All that was left was the paperwork. I typed out my end-of-life directive, following the “Five Wishes” worksheet I’d filled out. In California, as in 45 other states, an Advanced Health Care Directive doesn’t need to be notarized; just two people need be present when it’s signed. I took mine to a dinner party and made it official over cocktails.
Somewhere in the process it occurred to me that no matter how specific I would try to be in anticipating every possible scenario, the choices that my health care proxy would have to make would still be tough ones, so I needn’t wait until my directive is perfect before I commit to it. Rubin agrees: “We have to give up the idea that we can perfectly predict what horrible thing might happen to us and that we can control it. Real life doesn’t look like that.” In her own directive, Rubin says, she specifically gives her proxy permission to make mistakes. “Who’s going to get it exactly right? I would rather have someone who knows me and loves me make mistakes than some stranger.”

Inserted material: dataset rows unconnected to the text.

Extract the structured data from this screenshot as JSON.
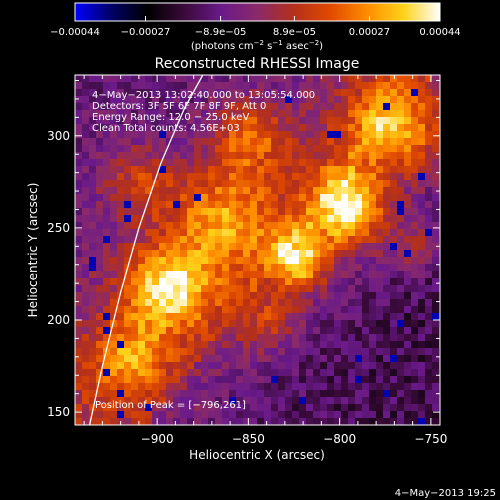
{
  "chart_data": {
    "type": "heatmap",
    "title": "Reconstructed RHESSI Image",
    "xlabel": "Heliocentric X (arcsec)",
    "ylabel": "Heliocentric Y (arcsec)",
    "xlim": [
      -945,
      -745
    ],
    "ylim": [
      143,
      333
    ],
    "x_ticks": [
      -900,
      -850,
      -800,
      -750
    ],
    "x_tick_labels": [
      "−900",
      "−850",
      "−800",
      "−750"
    ],
    "y_ticks": [
      150,
      200,
      250,
      300
    ],
    "y_tick_labels": [
      "150",
      "200",
      "250",
      "300"
    ],
    "colorbar": {
      "min": -0.00044,
      "max": 0.00044,
      "ticks": [
        -0.00044,
        -0.00027,
        -8.9e-05,
        8.9e-05,
        0.00027,
        0.00044
      ],
      "tick_labels": [
        "−0.00044",
        "−0.00027",
        "−8.9e−05",
        "8.9e−05",
        "0.00027",
        "0.00044"
      ],
      "units_prefix": "(photons cm",
      "units_exp1": "−2",
      "units_mid": " s",
      "units_exp2": "−1",
      "units_mid2": " asec",
      "units_exp3": "−2",
      "units_suffix": ")",
      "colormap": [
        "#0000ff",
        "#000066",
        "#000000",
        "#3a0a3a",
        "#6a1a8a",
        "#8a2a6a",
        "#b5301a",
        "#e04a00",
        "#ff8c00",
        "#ffd21a",
        "#ffffff"
      ]
    },
    "info_lines": [
      "4−May−2013 13:02:40.000 to 13:05:54.000",
      "Detectors: 3F 5F 6F 7F 8F 9F, Att 0",
      "Energy Range: 12.0 − 25.0 keV",
      "Clean     Total counts: 4.56E+03"
    ],
    "peak_label": "Position of Peak = [−796,261]",
    "peak": [
      -796,
      261
    ],
    "bright_regions": [
      {
        "x": -796,
        "y": 261,
        "sigma": 14,
        "amp": 1.0
      },
      {
        "x": -822,
        "y": 233,
        "sigma": 11,
        "amp": 0.85
      },
      {
        "x": -895,
        "y": 218,
        "sigma": 16,
        "amp": 0.75
      },
      {
        "x": -865,
        "y": 255,
        "sigma": 20,
        "amp": 0.55
      },
      {
        "x": -770,
        "y": 305,
        "sigma": 18,
        "amp": 0.7
      },
      {
        "x": -850,
        "y": 300,
        "sigma": 14,
        "amp": 0.5
      },
      {
        "x": -840,
        "y": 200,
        "sigma": 12,
        "amp": 0.35
      },
      {
        "x": -915,
        "y": 180,
        "sigma": 14,
        "amp": 0.45
      },
      {
        "x": -910,
        "y": 275,
        "sigma": 14,
        "amp": 0.4
      },
      {
        "x": -760,
        "y": 240,
        "sigma": 10,
        "amp": 0.35
      }
    ],
    "limb_curve": [
      [
        -937,
        143
      ],
      [
        -930,
        175
      ],
      [
        -920,
        215
      ],
      [
        -910,
        250
      ],
      [
        -898,
        285
      ],
      [
        -885,
        315
      ],
      [
        -875,
        333
      ]
    ]
  },
  "footer_timestamp": "4−May−2013 19:25"
}
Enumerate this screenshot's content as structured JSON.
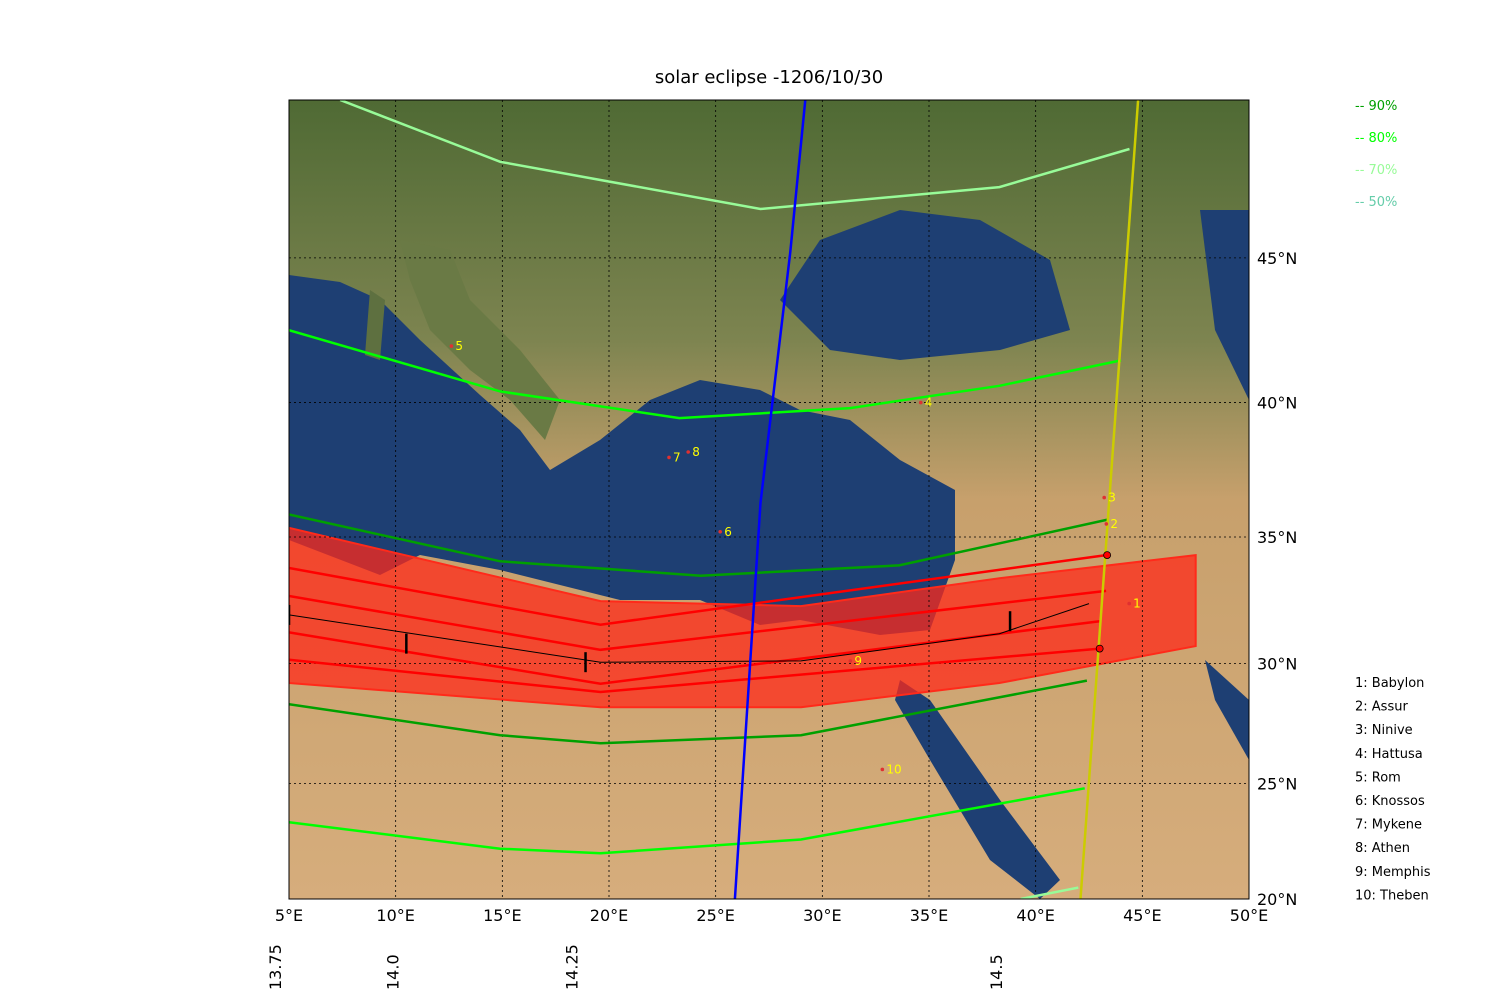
{
  "title": "solar eclipse -1206/10/30",
  "map": {
    "lonlim": [
      5,
      50
    ],
    "latlim": [
      20,
      50
    ],
    "lonticks": [
      {
        "value": 5,
        "label": "5°E"
      },
      {
        "value": 10,
        "label": "10°E"
      },
      {
        "value": 15,
        "label": "15°E"
      },
      {
        "value": 20,
        "label": "20°E"
      },
      {
        "value": 25,
        "label": "25°E"
      },
      {
        "value": 30,
        "label": "30°E"
      },
      {
        "value": 35,
        "label": "35°E"
      },
      {
        "value": 40,
        "label": "40°E"
      },
      {
        "value": 45,
        "label": "45°E"
      },
      {
        "value": 50,
        "label": "50°E"
      }
    ],
    "latticks": [
      {
        "value": 20,
        "label": "20°N"
      },
      {
        "value": 25,
        "label": "25°N"
      },
      {
        "value": 30,
        "label": "30°N"
      },
      {
        "value": 35,
        "label": "35°N"
      },
      {
        "value": 40,
        "label": "40°N"
      },
      {
        "value": 45,
        "label": "45°N"
      }
    ],
    "timeticks": [
      {
        "value": 13.75,
        "label": "13.75",
        "lon": 5,
        "lat": 31.95
      },
      {
        "value": 14.0,
        "label": "14.0",
        "lon": 10.5,
        "lat": 30.8
      },
      {
        "value": 14.25,
        "label": "14.25",
        "lon": 18.9,
        "lat": 30.05
      },
      {
        "value": 14.5,
        "label": "14.5",
        "lon": 38.8,
        "lat": 31.7
      }
    ]
  },
  "legend": [
    {
      "label": "-- 90%",
      "color": "#00a000"
    },
    {
      "label": "-- 80%",
      "color": "#00ff00"
    },
    {
      "label": "-- 70%",
      "color": "#98fb98"
    },
    {
      "label": "-- 50%",
      "color": "#66cdaa"
    }
  ],
  "band": {
    "color": "#ff2a1a",
    "north": {
      "lon": [
        5,
        19.6,
        29,
        38.3,
        47.5
      ],
      "lat": [
        35.35,
        32.5,
        32.3,
        33.4,
        34.3
      ]
    },
    "south": {
      "lon": [
        5,
        19.6,
        29,
        38.3,
        47.5
      ],
      "lat": [
        29.2,
        28.2,
        28.2,
        29.2,
        30.7
      ]
    }
  },
  "curves": [
    {
      "color": "#98fb98",
      "lon": [
        7.4,
        14.9,
        27.1,
        38.3,
        44.4
      ],
      "lat": [
        50,
        48.1,
        46.6,
        47.3,
        48.5
      ]
    },
    {
      "color": "#00ff00",
      "lon": [
        5,
        14.9,
        23.3,
        31.3,
        38.3,
        44
      ],
      "lat": [
        42.55,
        40.4,
        39.44,
        39.8,
        40.6,
        41.5
      ]
    },
    {
      "color": "#00a000",
      "lon": [
        5,
        14.9,
        24.3,
        33.6,
        43.4
      ],
      "lat": [
        35.86,
        34.06,
        33.5,
        33.9,
        35.67
      ]
    },
    {
      "color": "#00a000",
      "lon": [
        5,
        14.9,
        19.6,
        29,
        42.4
      ],
      "lat": [
        28.33,
        27.04,
        26.7,
        27.04,
        29.3
      ]
    },
    {
      "color": "#00ff00",
      "lon": [
        5,
        14.9,
        19.6,
        29,
        42.3
      ],
      "lat": [
        23.35,
        22.2,
        22.0,
        22.6,
        24.8
      ]
    },
    {
      "color": "#98fb98",
      "lon": [
        39.3,
        42
      ],
      "lat": [
        20,
        20.5
      ]
    },
    {
      "color": "#ff0000",
      "lon": [
        5,
        19.6,
        43.3
      ],
      "lat": [
        33.8,
        31.56,
        34.3
      ]
    },
    {
      "color": "#ff0000",
      "lon": [
        5,
        19.6,
        43
      ],
      "lat": [
        30.15,
        28.83,
        30.6
      ]
    },
    {
      "color": "#ff0000",
      "lon": [
        5,
        19.6,
        43.3
      ],
      "lat": [
        32.7,
        30.55,
        32.9
      ]
    },
    {
      "color": "#ff0000",
      "lon": [
        5,
        19.6,
        43
      ],
      "lat": [
        31.25,
        29.17,
        31.7
      ]
    },
    {
      "color": "#000000",
      "lon": [
        5,
        19.6,
        29,
        38.3,
        42.5
      ],
      "lat": [
        31.95,
        30.05,
        30.1,
        31.2,
        32.4
      ]
    },
    {
      "color": "#0000ff",
      "lon": [
        29.2,
        28.5,
        27.1,
        25.9
      ],
      "lat": [
        50,
        45.2,
        36.3,
        20
      ]
    },
    {
      "color": "#cccc00",
      "lon": [
        44.8,
        42.1
      ],
      "lat": [
        50,
        20
      ]
    }
  ],
  "contacts": {
    "color": "#ff0000",
    "lon": [
      43.35,
      43.0
    ],
    "lat": [
      34.3,
      30.6
    ]
  },
  "cities": [
    {
      "marker": "1",
      "label": "1: Babylon",
      "lon": 44.57,
      "lat": 32.4
    },
    {
      "marker": "2",
      "label": "2: Assur",
      "lon": 43.5,
      "lat": 35.5
    },
    {
      "marker": "3",
      "label": "3: Ninive",
      "lon": 43.4,
      "lat": 36.5
    },
    {
      "marker": "4",
      "label": "4: Hattusa",
      "lon": 34.8,
      "lat": 40.0
    },
    {
      "marker": "5",
      "label": "5: Rom",
      "lon": 12.8,
      "lat": 42.0
    },
    {
      "marker": "6",
      "label": "6: Knossos",
      "lon": 25.4,
      "lat": 35.2
    },
    {
      "marker": "7",
      "label": "7: Mykene",
      "lon": 23.0,
      "lat": 38.0
    },
    {
      "marker": "8",
      "label": "8: Athen",
      "lon": 23.9,
      "lat": 38.2
    },
    {
      "marker": "9",
      "label": "9: Memphis",
      "lon": 31.5,
      "lat": 30.1
    },
    {
      "marker": "10",
      "label": "10: Theben",
      "lon": 33.0,
      "lat": 25.6
    }
  ]
}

In the meantime, if I change my mind about anything, I can just rip up the old documents and write new ones; with time and insight, I’ll undoubtedly want to refine my wishes. For now I’ve taken the first, critical step. If it doesn’t exactly bring joy, it does bring a modicum of relief. And where these dark issues are concerned, all relief is welcome.
Larry Gallagher has written for The New York Times Magazine, Outside, Discover, and other publications; he lives in San Francisco.